I recently purchased a used mountain bike, an upgrade from my old one, so I had a good excuse to test it out on the Munson Hills Off-Road Bicycle Trail just south of Tallahassee. The trail is a 7.5 mile loop with an option for a shorter loop by taking the Tall Pine Shortcut. It traverses rolling hills of pristine longleaf pine flatwoods, and if the hills aren't enough, the Forest Service and volunteers have scalloped out hundreds of shorter dips and rises after laying down a bed of hard clay on most of the single-track surface. The jumps, twists and turns and sometimes narrow openings through the pines make for a fun and challenging ride. Make sure your brakes are working properly!
Before I embarked, I stopped by a bike shop and purchased some preparatory items-a spare inner tube, patch kit, tire levers, compact multi-tool, and a couple of CO2 cartridges with a small inflator that can inflate a completely flat tire in about five seconds (versus five minutes or more with a small hand pump). There's nothing worse than a flat tire several miles down a trail and no way to fix or replace it.
On a recent Sunday evening, I waited for a thunderstorm to pass before embarking on the trail. Since I only had a couple of hours left of daylight, I also brought a small flashlight just in case I had problems and had to walk my bike back to the trailhead. A headlamp would have sufficed even better. And, of course, I wore a helmet and brought plenty of water and a cell phone.
About two miles down the trail, I heard the sickening noise of air whistling out of my rear tire. I couldn't believe it. I hadn't had to deal with a complete blowout in years. So, I took a deep breath, pulled out my multi-tool and accessories, and went to work. I decided that replacing the tube was easier than fixing it. I could put on a patch at home and test it on my unpaved roads. It helped that my bike was equipped with quick release wheels. I was back on the trail in ten minutes with new found confidence!

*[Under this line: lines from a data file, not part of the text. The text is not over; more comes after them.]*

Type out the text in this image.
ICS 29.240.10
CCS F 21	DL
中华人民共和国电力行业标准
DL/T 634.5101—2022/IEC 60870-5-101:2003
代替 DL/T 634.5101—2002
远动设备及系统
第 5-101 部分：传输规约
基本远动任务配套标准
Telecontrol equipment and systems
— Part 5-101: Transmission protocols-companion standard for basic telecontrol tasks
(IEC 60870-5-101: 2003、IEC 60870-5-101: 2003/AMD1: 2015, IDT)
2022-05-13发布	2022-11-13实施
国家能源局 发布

If you are new to biking and need to learn how to change or inflate a tire, numerous online videos can prove helpful and the folks at local bike shops are usually happy to assist. And don't forget the non-profit Bicycle House on Jackson Bluff Road where you can learn to repair a bike yourself.
My rewards for being able to continue my ride came about at the far end of the trail where I stopped and listened to barking tree frogs. They do emit a type of barking sound and since it had been a rainy day, they were active. I also watched an endangered red-cockaded woodpecker return to its cavity in a living pine. That was a rare treat. And soon after starting out again, I scared up a doe. Since the forest understory was relatively open, I watched her as she leaped away and bounded down to a small pond. The earlier thunderstorm had obviously frightened away other riders, so it was just me and the wild critters. I was grateful I had properly prepared for my ride beforehand.
Next on my list: some good padded bike shorts!